Monday, January 12, 2009

Left 4 Dead: Lessons Learned

I've been wanting to break out the Left 4 Dead videogame I got for Christmas, but haven't been sure I wanted to play single-player. So I've been waiting for a couple of friends on XBox Live to start playing so I could join them in a game. I've previously played the game demo, once single-player and once multi-player, and found it to be a lot of fun.

A little background: I don't do first-person shooters. Not because I don't want to, but because playing most of them for as little as 10 minutes makes me extremely physically ill. For some miraculous reason, however, the zombie shooter that I desperately wanted to play, Left 4 Dead, is something I can play without my stomach rebelling. But I still lack the ingrained first person shooter awareness/tactics skillset that most gamers have honed to a fine edge.

Tonight, as I was about to watch an episode of Burn Notice Season One and then head to bed to do some reading, I saw that Marc Bernardin was online, and his game was listed as "Joinable." So I figured, what the hell and joined in, to find that Marc (a fine writer whose comic books included Highwaymen, a personal favorite of mine) was playing with John Rogers (a fine writer whose Blue Beetle comic was also quite good, and who has a terrific blog as well). I'd be intimidated trying to hold a conversation with these two guys, but killing zombies beside them? That I figured I could handle.

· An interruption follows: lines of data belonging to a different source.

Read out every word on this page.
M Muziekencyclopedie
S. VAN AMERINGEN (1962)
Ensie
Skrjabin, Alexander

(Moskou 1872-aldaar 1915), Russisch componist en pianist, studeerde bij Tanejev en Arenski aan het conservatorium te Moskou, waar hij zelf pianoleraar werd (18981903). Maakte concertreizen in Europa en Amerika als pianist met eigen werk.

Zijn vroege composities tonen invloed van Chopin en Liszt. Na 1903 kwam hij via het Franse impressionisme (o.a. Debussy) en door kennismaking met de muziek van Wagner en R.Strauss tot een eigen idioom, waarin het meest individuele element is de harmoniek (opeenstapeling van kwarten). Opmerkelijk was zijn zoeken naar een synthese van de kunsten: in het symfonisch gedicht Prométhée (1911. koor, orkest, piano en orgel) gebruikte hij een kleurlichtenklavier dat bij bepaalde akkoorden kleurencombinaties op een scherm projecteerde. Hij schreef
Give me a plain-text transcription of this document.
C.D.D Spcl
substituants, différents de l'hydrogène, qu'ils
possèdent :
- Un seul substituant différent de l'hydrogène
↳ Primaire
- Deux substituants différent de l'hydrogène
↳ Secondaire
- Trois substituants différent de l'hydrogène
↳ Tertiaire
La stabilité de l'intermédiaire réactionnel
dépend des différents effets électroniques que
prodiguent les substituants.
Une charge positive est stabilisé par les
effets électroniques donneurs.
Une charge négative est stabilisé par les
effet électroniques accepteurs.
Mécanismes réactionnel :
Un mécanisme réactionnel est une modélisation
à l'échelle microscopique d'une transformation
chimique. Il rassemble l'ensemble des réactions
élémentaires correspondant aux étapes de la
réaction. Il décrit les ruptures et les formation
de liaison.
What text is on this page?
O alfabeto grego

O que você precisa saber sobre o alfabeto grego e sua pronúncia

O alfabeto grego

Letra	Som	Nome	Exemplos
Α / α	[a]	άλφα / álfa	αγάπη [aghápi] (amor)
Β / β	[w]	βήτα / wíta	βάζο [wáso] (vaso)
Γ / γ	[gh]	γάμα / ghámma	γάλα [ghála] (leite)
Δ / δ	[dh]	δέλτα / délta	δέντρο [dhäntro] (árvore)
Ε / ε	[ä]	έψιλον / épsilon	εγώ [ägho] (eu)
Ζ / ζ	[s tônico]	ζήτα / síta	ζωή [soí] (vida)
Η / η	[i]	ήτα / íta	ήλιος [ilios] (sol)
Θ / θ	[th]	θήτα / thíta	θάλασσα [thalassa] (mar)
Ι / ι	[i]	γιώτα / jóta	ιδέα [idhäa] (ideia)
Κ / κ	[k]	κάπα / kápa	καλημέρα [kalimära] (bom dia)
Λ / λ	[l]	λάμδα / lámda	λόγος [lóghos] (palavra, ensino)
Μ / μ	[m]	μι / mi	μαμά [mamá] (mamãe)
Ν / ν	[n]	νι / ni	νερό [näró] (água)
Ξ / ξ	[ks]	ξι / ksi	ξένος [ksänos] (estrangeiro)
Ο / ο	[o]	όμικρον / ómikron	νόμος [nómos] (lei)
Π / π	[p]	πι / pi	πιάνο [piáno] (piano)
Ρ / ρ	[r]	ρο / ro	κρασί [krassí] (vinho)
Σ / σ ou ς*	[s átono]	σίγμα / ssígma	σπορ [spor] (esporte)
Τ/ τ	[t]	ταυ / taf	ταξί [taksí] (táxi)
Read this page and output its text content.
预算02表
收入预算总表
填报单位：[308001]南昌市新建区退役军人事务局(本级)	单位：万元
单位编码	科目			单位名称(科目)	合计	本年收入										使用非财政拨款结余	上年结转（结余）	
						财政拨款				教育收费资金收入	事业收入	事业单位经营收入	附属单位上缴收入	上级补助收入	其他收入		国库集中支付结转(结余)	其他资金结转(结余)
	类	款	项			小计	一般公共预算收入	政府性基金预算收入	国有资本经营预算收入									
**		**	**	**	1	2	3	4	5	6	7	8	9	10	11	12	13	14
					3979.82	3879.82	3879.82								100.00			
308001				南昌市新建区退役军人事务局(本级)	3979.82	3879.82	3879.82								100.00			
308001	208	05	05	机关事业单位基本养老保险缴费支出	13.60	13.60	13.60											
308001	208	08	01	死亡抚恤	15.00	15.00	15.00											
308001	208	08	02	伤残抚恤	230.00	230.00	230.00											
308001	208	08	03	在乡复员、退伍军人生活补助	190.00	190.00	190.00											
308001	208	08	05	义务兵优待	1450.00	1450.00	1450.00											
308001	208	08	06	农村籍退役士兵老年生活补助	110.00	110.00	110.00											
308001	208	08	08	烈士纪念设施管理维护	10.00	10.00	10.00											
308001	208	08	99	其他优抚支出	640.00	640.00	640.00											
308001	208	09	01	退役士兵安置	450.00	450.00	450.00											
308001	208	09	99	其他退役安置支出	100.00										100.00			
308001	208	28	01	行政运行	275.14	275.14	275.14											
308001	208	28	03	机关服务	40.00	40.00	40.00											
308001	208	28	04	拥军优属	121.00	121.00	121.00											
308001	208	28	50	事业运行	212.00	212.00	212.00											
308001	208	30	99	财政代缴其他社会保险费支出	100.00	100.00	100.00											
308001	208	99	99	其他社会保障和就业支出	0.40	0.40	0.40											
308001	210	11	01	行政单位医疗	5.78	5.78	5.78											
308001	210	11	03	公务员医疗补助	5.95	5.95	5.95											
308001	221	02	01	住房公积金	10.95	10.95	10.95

Except that every time the scores posted, I was the lowest man on the totem pole. By a lot. Even below the NPC player run by the computer. I know for a fact that I shot Marc twice with an automatic weapon when trying to kill zombies. I know that when I was trying to apply a medpack to a badly-wounded John, I couldn't figure it out, and wound up half-starting and half-starting healing on myself three times instead of just giving up, shooting and preventing him from taking any further damage. I know that during the grand rescue at the end, I couldn't find the airlift, and I wound up dying alongside the NPC. Which, honestly, was probably what I deserved.

So I played a little solo game tonight, to get more used to the controls, and I'll probably keep at that for a little while. Left 4 Dead is a really fun game, with a great creepy zombie vibe mixed in with a healthy appreciation for automatic weapons fire and classic FPS carnage. Watching the zombies swarm on a pipe bomb was a treat, learning to patiently take headshots was a lot of fun and there are all kinds of scary/cool moments, and I've only played two sections of one scenario and three sections of another one.

I'll definitely be playing more, and definitely hope to play multiplayer (which the game seems particularly geared for) after I've learned to be slightly less awful at it. Marc, if you're reading this, sorry I shot you repeatedly with an automatic weapon. But there were zombies all around us and I panicked.

1 comment:

marc bernardin said...

you acquitted yourself admirably...for a noob. see you in the zombie apocalypse.